Plaque relating to multiple use of the site, which began as a hospital and ended up as a school

The present day Priory School stands on an important site with a complex history.  Thomas Fastolph founded St. Mary’s Hospital in the late 13th century for the care of elderly needed men and women of the town. Gifts and legacies to the hospital resulted in a chapel being built.  Consequently, it was closed during the Dissolution of the Monasteries in the mid 16th century.  Great Yarmouth Corporation soon found many uses for the prime site, which occupied all the land inside the Town Wall to the Market Place between the Pudding Gate and the Market Gate.

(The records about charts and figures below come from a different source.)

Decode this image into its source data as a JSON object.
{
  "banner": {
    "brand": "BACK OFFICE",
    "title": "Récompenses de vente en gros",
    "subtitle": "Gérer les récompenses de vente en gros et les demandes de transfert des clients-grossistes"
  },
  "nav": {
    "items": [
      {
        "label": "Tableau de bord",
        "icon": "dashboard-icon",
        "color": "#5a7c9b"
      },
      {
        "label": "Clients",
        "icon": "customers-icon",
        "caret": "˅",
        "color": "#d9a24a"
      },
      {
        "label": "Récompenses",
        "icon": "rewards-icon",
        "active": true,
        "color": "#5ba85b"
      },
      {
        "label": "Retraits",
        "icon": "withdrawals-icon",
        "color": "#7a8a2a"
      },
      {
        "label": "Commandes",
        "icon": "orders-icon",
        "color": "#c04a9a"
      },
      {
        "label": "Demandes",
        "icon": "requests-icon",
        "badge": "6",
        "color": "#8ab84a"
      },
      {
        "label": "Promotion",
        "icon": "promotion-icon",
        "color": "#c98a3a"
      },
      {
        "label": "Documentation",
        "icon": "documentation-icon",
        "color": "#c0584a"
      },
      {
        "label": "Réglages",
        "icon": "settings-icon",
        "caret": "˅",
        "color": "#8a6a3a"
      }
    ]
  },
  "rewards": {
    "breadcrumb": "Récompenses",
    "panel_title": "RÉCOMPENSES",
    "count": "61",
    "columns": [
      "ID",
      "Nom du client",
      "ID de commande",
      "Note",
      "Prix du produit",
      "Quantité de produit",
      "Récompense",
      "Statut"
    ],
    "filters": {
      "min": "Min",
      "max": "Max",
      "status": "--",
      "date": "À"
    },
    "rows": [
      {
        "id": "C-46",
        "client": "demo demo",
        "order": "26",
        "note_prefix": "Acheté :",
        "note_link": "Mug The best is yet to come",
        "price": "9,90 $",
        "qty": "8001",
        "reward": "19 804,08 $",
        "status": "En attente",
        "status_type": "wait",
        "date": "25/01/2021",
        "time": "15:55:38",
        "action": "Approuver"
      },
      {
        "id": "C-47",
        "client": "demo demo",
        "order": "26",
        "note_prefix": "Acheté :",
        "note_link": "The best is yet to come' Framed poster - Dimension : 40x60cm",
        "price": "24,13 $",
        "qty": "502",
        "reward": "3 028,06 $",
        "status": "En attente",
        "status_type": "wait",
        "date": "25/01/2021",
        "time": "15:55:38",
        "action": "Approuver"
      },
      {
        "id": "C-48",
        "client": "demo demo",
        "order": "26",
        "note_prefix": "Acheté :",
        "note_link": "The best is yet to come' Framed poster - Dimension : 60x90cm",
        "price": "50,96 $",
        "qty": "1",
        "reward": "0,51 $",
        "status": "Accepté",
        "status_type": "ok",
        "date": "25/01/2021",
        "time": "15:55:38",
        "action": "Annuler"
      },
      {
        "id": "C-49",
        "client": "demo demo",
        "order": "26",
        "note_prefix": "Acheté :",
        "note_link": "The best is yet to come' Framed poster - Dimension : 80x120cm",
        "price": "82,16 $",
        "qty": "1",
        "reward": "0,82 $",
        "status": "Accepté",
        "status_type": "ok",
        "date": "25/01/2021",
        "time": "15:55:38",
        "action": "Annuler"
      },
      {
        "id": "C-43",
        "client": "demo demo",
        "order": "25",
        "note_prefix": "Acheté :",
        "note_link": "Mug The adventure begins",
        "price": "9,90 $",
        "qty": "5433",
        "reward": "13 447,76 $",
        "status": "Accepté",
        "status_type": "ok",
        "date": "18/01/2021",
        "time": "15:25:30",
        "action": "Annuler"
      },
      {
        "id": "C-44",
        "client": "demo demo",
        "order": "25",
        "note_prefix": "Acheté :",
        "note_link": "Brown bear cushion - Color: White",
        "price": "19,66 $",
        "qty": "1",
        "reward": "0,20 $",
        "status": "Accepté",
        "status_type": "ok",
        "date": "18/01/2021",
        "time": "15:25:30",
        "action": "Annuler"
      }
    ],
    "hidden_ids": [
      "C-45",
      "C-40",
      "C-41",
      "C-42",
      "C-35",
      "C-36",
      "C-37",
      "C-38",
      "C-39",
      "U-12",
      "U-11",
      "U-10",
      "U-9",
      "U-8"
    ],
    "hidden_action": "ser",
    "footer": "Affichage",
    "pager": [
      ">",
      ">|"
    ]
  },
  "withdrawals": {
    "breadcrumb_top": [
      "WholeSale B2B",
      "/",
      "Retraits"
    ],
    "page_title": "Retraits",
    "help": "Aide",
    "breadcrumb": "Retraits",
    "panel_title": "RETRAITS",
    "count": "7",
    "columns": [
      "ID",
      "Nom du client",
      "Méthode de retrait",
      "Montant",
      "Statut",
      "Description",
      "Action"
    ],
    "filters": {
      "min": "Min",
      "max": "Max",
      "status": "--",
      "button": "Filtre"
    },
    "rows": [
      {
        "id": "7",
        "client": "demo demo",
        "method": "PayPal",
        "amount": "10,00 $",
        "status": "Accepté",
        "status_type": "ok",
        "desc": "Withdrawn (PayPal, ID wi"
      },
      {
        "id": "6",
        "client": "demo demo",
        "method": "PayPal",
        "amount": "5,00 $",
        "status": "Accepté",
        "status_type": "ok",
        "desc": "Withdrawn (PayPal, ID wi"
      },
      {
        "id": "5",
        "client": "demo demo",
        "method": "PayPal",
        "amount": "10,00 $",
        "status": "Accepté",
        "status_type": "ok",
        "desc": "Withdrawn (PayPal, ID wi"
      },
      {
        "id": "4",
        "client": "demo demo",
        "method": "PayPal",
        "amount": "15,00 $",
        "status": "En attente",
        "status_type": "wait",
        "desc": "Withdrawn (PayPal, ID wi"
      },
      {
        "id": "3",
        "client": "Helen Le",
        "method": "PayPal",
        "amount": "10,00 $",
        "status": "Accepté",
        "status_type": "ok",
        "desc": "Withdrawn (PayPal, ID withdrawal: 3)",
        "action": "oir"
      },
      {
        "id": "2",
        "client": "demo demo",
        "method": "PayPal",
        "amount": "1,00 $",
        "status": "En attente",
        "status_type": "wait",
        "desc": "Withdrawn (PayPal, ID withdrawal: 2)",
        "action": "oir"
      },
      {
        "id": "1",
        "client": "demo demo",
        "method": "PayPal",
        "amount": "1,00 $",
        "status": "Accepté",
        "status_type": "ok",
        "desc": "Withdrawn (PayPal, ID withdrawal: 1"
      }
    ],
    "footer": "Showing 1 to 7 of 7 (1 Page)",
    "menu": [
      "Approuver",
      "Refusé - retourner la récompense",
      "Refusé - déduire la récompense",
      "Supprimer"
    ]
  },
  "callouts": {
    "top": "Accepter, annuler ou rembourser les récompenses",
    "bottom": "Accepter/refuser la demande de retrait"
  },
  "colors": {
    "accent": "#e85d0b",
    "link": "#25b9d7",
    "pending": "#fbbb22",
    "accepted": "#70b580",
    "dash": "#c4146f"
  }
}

Uses included: an armoury, the first grammar school in the town, a workhouse and a house of correction (bridewell).  On the south-west of the site, the town’s butchery was established and the Feather’s Inn expanded its holdings.  To the north of the site, the fine house (later occupied by Miles Corbet) was built.  Some land was left open and part of this became the Dissenter’s Graveyard.  In 1650, a Children’s Hospital (a charity school for boys and girls) was established, which later, as the Hospital School, operated until 1982, although its buildings were replaced in 1842 and 1931.  The Great Yarmouth College of Art had an annexe here and the Priory School had partial use of the building, until its wholesale move to the site in 1999.  Thus, there has been a continuous educational use on part of the site since 1552.